For some lenders, yield farming far outpaces the price appreciation of the tokens they are lending out, giving crypto investors the opportunity to multiply their gains beyond the simple trading of tokens. This concept is largely what has driven the surge of interest and value in DeFi markets, but as outlined in a comprehensive report by blockchain and finance firm SEBA, the “golden hour” of yield farming will be short-lived:

“Yield farmers made money by hopping from one protocol to another. As long as there are buyers for new protocol tokens, yield farmers can continue jumping among protocols. When buyers stop accepting the other side of the trade, this deranged activity will be arrested. Clearly, this trend is not sustainable. A significant correction in markets will stop buyers from buying tokens from new forks that are not distinct from their predecessors and thus have no defensibility.” - SEBA, “Defi: What Happens When the Music Stops?”

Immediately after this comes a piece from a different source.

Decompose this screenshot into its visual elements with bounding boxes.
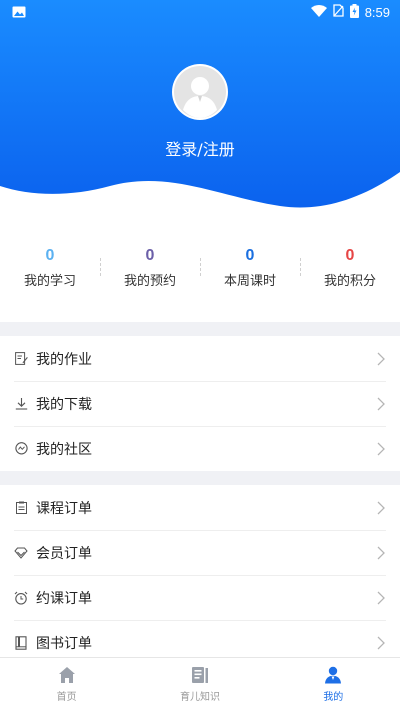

As more and more cryptonauts flock to DeFi platforms to loan out their digital value in exchange for huge returns via yield-farming, the supply of yield farmers will eventually exceed the demand for liquidity. In other words, the DeFi bubble is self-limiting, and we may have reached that point sooner than we thought. While this doesn’t mean the idea of yield farming is flawed, it does mean that the DeFi market has fallen victim to greed and over-zealous market investors who are looking to capitalize on the short-lived hype that surrounds a nascent market segment. 

For those of us who have been in the world of crypto for a while, this is not a new outcome. Almost every single good idea in the world of crypto has, at one time, looked like a bad idea. Even Bitcoin was once thought of as a small, ill-conceived project that could only ever be used to buy drugs or pay off illegal debts. The Bitcoin bubble has popped more times than this crypto writer cares to remember, and yet, the asset remains the single most powerful financial concept of the new millennium. There are some purists out there who would like to declare DeFi dead, but if history has taught us anything, it’s that the good ideas will weather the storm. Keep your eyes on the space, because the cull is coming, and the survivors will be worth watching.

Disclaimer: information contained herein is provided without considering your personal circumstances, therefore should not be construed as financial advice, investment recommendation or an offer of, or solicitation for, any transactions in cryptocurrencies.